Plain `simplify()` works:

```sage: f = sqrt(-8*(4*sqrt(2) - 7)*x^4 + 16*(3*sqrt(2) - 5)*x^3)
sage: f.simplify()
sqrt(-8*(4*sqrt(2) - 7)*x^4 + 16*(3*sqrt(2) - 5)*x^3)
```

As does `simplify_trig()`:

```sage: f.simplify_trig()
sqrt(-8*(4*sqrt(2) - 7)*x^4 + 16*(3*sqrt(2) - 5)*x^3)
```

And `simplify_rational()`:

```sage: f.simplify_rational()
sqrt(-8*(4*sqrt(2) - 7)*x^4 + 16*(3*sqrt(2) - 5)*x^3)
```

And `simplify_log()`:

```sage: f.simplify_log()
sqrt(-8*(4*sqrt(2) - 7)*x^4 + 16*(3*sqrt(2) - 5)*x^3)
```

It's only `simplify_radical()` that messes everything up (note I haven't called `n()` anywhere, so there are no numerical issues):

```sage: f.simplify_radical()
2*I*sqrt((4*sqrt(2) - 7)*x - 6*sqrt(2) + 10)*sqrt(2)*x^(3/2)
```

I don't want a random branch of the square root when I ask for a simplification. I want a simplification, but only if possible! Without more information, you can't simplify that expression. The rest of the simplify functions don't do anything, but that's the correct thing to do here.
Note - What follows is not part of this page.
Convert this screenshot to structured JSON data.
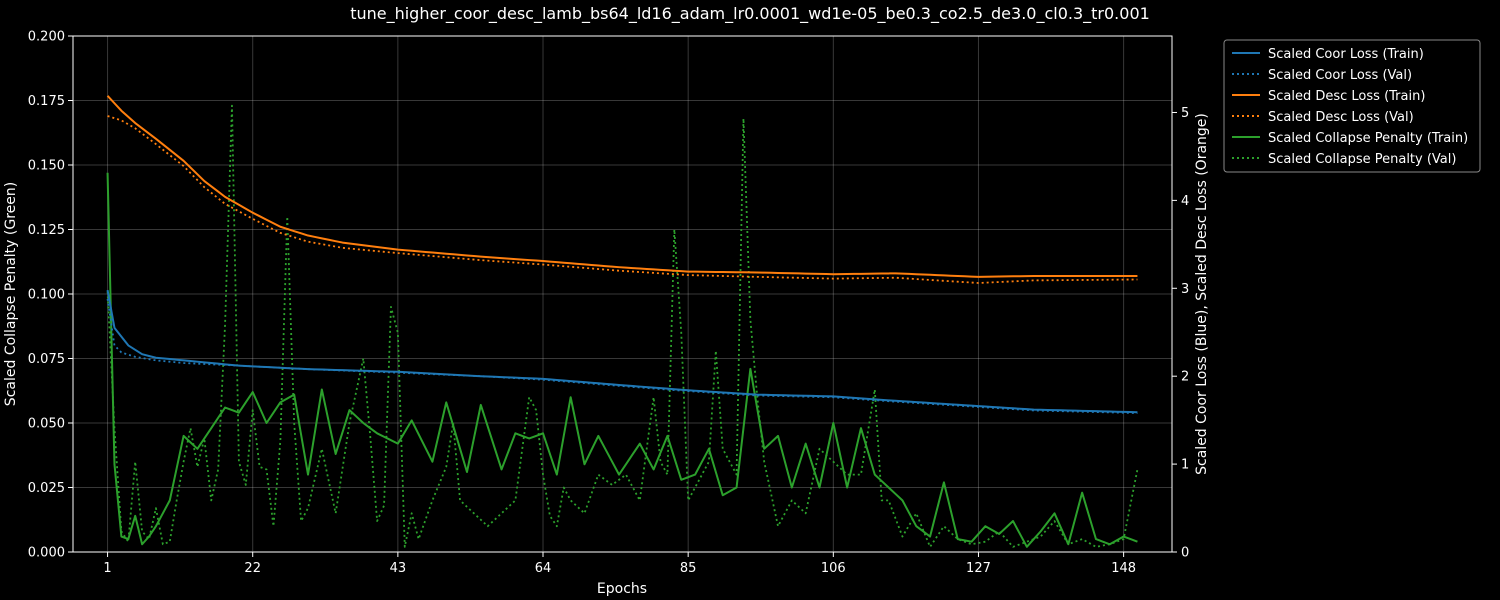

### comment:8 Changed 9 years ago by jdemeyer

• Milestone changed from sage-5.11 to sage-5.12

### Changed 9 years ago by mjo

Doctest for a subexpression of the one in the ticket

### comment:9 Changed 9 years ago by mjo

• Status changed from needs_info to needs_review

I just uploaded a slightly better doctest now that this is fixed.

### comment:10 follow-up: ↓ 11 Changed 8 years ago by jdemeyer

• Dependencies #12322 deleted
• Merged in set to sage-5.13.rc0
• Resolution set to fixed
• Reviewers set to Jeroen Demeyer
• Status changed from needs_review to closed

This doesn't seem to depend on #12322 at all.